Mechanical resonators are attracting considerable interest as sensors, signal processors, and quantum systems. Key to their remarkable performances in such diverse contexts is the combination of low mass and high quality factor. Low mass makes resonators responsive to ultra-weak perturbation; high quality factor implies that energy losses are low.
Carbon nanotubes are so small that they make the lightest resonators fabricated thus far, and as such have drawn much attention recently. Unfortunately, the quality factor of nanotube resonators has so far been somewhat modest. The demonstration of high quality factor nanotube resonators is therefore of paramount importance.
In a recent paper published in Nature Nanotechnology, Joel Moser and ICFO colleagues of the group led byAdrian Bachtold, together with Marc Dykman (Michigan university), present a carbon nanotube mechanical resonator exhibiting quality factors of up to 5 million. This represents a 30 fold improvement over the best quality factors measured in nanotubes to date. Such high quality factors reveal interesting new physics and open up a whole new realm of possibilities for sensing applications. They also pave the way for using nanotube resonators in quantum experiments. The giant quality factors that ICFO researchers have measured have not been observed before in nanotube resonators, because they are associated with vibrational states that are extremely fragile and easily perturbed by the measurement. This work reveals a new strategy to improve the quality factor of mechanical resonators.
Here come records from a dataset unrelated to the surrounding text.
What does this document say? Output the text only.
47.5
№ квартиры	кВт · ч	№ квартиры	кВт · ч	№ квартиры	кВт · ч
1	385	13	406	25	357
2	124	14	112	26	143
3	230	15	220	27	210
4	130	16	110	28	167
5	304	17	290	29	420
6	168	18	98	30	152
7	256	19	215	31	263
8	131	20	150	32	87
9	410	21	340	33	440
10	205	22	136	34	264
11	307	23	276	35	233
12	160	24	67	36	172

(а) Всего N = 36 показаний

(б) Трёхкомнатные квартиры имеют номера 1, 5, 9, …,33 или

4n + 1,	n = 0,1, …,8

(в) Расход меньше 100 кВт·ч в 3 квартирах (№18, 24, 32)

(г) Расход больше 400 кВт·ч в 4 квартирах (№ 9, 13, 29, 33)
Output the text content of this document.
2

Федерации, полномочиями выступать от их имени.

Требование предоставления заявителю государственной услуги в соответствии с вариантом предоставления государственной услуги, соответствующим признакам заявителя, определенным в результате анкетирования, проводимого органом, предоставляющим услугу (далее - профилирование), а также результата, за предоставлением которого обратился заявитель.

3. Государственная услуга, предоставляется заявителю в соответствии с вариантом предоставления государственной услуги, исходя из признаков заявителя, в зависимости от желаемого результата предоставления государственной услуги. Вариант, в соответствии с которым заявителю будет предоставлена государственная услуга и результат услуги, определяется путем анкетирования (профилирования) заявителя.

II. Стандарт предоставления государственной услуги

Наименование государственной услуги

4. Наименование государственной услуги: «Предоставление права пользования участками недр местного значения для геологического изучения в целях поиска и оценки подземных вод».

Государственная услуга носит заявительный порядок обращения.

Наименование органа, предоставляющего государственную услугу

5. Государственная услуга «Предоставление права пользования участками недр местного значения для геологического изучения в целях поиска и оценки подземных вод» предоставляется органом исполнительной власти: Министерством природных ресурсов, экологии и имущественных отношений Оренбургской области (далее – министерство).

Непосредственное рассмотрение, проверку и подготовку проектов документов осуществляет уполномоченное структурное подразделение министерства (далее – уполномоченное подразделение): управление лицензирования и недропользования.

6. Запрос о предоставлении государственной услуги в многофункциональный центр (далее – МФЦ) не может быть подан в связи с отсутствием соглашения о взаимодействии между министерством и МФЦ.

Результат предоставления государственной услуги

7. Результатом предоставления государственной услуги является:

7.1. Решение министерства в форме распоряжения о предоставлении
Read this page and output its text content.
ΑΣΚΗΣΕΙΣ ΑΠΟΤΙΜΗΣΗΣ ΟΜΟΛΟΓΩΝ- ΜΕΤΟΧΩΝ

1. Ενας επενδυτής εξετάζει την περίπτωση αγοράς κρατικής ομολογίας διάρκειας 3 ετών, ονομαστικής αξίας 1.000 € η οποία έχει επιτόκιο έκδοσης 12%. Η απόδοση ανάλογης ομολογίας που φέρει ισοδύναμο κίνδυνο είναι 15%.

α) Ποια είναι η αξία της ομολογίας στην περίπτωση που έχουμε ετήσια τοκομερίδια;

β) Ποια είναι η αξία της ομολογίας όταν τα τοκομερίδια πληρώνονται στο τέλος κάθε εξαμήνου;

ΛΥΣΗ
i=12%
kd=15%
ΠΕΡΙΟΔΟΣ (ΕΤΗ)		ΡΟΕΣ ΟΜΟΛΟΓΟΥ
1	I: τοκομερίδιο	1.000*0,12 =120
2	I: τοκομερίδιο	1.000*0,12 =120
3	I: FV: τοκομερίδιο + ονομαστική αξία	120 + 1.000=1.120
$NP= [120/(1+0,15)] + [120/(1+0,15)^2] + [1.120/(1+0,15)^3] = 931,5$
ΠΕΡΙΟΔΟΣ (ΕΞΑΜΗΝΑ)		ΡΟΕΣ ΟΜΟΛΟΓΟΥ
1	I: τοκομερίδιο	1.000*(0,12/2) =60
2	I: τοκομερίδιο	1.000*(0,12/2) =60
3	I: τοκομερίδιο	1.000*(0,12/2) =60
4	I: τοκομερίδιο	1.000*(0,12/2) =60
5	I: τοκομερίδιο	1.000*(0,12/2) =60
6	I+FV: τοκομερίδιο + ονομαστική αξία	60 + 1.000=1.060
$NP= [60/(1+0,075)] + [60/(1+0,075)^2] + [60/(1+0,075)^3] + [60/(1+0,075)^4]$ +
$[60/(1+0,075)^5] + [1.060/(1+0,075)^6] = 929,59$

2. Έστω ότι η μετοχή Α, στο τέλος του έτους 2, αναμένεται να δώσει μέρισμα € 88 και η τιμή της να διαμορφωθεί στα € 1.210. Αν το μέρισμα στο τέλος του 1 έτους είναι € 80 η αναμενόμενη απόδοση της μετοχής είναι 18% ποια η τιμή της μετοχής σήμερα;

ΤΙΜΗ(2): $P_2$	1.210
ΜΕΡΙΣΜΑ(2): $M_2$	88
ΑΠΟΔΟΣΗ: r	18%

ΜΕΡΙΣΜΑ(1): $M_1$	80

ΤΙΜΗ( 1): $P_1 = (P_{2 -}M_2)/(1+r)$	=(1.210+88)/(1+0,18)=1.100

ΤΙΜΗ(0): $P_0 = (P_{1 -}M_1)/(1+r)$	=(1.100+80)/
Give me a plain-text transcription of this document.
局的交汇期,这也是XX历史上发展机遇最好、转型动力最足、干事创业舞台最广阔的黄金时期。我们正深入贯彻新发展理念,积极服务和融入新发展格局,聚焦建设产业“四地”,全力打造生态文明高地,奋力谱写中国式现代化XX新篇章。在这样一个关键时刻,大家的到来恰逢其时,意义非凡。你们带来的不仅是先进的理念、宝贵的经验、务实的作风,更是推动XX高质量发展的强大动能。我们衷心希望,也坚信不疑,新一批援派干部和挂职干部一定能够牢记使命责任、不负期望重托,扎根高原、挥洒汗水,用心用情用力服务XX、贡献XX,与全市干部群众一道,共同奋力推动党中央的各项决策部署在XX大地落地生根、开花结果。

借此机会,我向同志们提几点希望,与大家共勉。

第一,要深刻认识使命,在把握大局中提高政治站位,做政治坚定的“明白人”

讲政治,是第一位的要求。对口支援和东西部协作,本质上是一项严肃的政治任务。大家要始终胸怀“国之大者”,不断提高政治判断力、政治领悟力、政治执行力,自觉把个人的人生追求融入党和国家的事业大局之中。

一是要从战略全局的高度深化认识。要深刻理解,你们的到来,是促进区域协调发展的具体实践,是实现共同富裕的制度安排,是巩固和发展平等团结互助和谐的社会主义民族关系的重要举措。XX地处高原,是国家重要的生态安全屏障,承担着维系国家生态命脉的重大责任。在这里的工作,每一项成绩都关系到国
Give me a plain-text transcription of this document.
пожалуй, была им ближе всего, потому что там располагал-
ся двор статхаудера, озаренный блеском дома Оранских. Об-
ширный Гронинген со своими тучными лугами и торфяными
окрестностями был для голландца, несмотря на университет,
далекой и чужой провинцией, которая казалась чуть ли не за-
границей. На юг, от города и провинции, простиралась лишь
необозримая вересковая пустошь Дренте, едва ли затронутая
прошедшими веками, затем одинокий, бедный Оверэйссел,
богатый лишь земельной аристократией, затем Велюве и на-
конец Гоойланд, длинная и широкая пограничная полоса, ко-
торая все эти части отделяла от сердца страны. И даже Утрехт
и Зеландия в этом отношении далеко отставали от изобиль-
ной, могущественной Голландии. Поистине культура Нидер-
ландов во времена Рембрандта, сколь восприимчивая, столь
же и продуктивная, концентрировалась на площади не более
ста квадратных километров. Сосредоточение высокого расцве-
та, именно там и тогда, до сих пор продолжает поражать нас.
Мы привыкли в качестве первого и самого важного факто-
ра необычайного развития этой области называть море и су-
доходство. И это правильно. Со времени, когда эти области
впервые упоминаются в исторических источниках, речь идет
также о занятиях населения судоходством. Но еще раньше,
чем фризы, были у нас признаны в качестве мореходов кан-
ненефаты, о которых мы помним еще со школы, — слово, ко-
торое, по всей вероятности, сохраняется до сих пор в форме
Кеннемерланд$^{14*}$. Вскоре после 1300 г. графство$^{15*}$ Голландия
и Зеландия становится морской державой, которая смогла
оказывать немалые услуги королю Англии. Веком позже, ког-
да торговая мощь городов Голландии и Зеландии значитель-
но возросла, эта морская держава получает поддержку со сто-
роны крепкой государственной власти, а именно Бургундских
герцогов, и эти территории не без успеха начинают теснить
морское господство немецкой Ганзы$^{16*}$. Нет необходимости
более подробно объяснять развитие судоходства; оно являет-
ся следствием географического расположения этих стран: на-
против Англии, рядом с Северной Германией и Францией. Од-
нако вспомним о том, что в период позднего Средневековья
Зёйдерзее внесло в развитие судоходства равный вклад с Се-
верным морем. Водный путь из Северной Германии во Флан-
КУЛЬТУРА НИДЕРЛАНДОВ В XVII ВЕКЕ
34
The demonstration of quality factors of 5 million for resonators with a transverse dimension of about 1 nm comes as a surprise. For many years, researchers observed that quality factors would decrease with the volume of the resonator, and because of this trend it was unthinkable that nanotubes could exhibit giant quality factors. In this study, the NanoOptoMechanics group at ICFO demonstrates that they indeed can.